Sharita: What else should professionals do to help determine the course of the interview?
Stacy: You should ask those conducting the interview to describe the position and its responsibilities early in the conversation. That way, you can tie your skills, background, and experience to the position. We talked earlier about “selling” yourself all throughout the interview, and this is how you set yourself up to do that.
Sharita: It sounds like candidates should be more assertive during the interview.
Stacy: They should be! You have to remember that an interview is NOT a one-way interrogation. As I said, you’re interviewing them just as much as they’re interviewing you. As a result, you should take a proactive, assertive approach. That should be your frame of mind.
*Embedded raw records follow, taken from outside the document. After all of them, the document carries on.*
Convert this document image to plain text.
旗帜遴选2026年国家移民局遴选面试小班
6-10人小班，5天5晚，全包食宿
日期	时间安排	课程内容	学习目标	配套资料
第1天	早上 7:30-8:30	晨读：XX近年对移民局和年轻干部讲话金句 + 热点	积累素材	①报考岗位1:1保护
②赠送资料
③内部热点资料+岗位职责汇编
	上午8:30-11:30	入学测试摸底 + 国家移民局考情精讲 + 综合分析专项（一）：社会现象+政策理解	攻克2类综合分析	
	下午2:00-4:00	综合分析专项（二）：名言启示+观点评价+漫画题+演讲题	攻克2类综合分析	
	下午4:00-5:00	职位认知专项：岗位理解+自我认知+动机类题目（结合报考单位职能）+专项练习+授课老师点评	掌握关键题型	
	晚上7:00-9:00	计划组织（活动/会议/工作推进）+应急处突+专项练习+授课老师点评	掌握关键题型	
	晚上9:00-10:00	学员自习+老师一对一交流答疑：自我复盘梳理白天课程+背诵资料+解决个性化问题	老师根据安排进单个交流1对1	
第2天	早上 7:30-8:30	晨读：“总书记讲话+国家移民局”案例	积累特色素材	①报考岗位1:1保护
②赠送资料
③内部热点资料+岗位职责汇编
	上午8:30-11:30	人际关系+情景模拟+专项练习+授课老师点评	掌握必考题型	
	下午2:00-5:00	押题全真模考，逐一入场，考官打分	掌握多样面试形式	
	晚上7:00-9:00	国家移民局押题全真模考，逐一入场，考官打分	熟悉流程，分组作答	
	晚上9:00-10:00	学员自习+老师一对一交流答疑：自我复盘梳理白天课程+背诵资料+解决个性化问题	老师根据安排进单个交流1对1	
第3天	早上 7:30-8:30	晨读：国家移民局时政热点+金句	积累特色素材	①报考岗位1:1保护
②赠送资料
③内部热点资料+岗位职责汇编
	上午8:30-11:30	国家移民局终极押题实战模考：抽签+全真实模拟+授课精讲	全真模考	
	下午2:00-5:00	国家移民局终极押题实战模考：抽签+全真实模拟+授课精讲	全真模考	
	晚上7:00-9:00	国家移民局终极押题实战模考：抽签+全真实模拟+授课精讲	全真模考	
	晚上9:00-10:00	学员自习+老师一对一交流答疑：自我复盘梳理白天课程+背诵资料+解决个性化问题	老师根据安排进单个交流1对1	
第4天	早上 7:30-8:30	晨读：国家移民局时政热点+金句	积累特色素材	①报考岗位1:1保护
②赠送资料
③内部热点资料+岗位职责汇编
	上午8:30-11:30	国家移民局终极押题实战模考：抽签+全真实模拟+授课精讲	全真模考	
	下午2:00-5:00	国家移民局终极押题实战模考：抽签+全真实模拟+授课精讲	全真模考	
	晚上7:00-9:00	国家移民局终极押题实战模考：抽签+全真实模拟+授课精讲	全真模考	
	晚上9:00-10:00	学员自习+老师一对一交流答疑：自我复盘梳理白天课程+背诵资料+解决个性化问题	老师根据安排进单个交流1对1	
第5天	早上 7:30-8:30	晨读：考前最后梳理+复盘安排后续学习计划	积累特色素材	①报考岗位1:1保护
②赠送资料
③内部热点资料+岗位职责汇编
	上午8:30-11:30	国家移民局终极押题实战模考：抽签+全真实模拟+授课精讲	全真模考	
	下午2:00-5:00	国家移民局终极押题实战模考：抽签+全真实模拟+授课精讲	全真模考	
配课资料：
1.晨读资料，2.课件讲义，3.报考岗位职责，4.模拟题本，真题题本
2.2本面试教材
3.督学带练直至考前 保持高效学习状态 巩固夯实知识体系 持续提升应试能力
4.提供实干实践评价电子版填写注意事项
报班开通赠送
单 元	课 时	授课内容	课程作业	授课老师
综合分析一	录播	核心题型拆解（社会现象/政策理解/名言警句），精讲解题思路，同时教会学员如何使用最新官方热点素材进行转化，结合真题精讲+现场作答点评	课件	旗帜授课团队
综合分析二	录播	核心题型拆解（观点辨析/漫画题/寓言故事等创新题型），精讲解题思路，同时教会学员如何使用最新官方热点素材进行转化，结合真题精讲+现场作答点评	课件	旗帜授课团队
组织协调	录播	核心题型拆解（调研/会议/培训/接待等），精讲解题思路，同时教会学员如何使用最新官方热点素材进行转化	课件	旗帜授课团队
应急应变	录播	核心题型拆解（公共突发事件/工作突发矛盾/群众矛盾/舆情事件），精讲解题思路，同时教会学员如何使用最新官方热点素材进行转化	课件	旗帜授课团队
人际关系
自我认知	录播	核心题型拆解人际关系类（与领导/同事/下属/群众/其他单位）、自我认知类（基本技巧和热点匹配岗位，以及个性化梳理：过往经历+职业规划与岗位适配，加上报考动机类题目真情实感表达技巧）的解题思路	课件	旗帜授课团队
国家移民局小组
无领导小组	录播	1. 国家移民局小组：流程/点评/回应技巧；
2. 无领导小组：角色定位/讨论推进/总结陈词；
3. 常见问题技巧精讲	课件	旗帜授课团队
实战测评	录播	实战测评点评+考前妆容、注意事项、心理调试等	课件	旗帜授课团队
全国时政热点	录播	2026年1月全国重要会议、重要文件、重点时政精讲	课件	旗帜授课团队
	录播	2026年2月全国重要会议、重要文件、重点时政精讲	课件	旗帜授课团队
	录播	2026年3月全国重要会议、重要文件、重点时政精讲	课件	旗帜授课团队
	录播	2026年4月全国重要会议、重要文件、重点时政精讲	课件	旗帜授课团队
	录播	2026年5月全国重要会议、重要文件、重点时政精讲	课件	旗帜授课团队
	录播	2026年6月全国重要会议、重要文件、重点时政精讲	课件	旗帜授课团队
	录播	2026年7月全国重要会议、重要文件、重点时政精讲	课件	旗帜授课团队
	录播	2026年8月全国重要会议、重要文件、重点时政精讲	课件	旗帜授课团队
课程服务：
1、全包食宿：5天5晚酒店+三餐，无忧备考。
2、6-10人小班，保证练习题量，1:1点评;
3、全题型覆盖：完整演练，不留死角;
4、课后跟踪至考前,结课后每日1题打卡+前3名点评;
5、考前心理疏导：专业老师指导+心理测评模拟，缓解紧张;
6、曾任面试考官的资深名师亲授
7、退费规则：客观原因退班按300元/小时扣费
Now, there’s a difference between being assertive and being aggressive. The former will help you to stand out in a positive way. The latter could hurt you and could ultimately result in you losing out on the job.
Sharita: What else can candidates do to prepare themselves psychologically?
Stacy: You should be ready for tough interview questions. Employers try to ask questions that put candidates on their heels, so they can see how they react in such a situation. You must anticipate these types of questions. In addition to researching those questions, you should also be prepared to not let questions fluster you. Retain your composure and remain calm.
Sharita: We’re almost out of time for today, but what other tips do you have for candidates as they prepare for the interview?
Stacy: You should always remember your number-one objective. That objective is to get an offer of employment. During the interview, you have to forget about whether you’d fit into the company culture or whether you could work with the other people in the room. Those are decisions for later, and they’re only decisions for later if you get an offer.
Your priority should be to do what is necessary to get that offer. Once that happens, then you can decide how you want to proceed. But without an offer, there’s no decision that has to be made. When you receive an offer, you have options, and the goal of the interview is to help create options for yourself and your career.
Sharita: It seems like there’s a quite a bit that goes into preparing for the face-to-face interview. Do candidates sometimes underestimate the work and preparation that’s involved?
Stacy: They do, and they’re hurting themselves by doing that. If you’re serious about growing your career and landing a job that’s more satisfying in every way, then you need to be serious about how you prepare for the face-to-face interview.
Sharita: Stacy, thanks so much for all of this great information today.
Stacy: Thank you, Sharita. I look forward to our next podcast!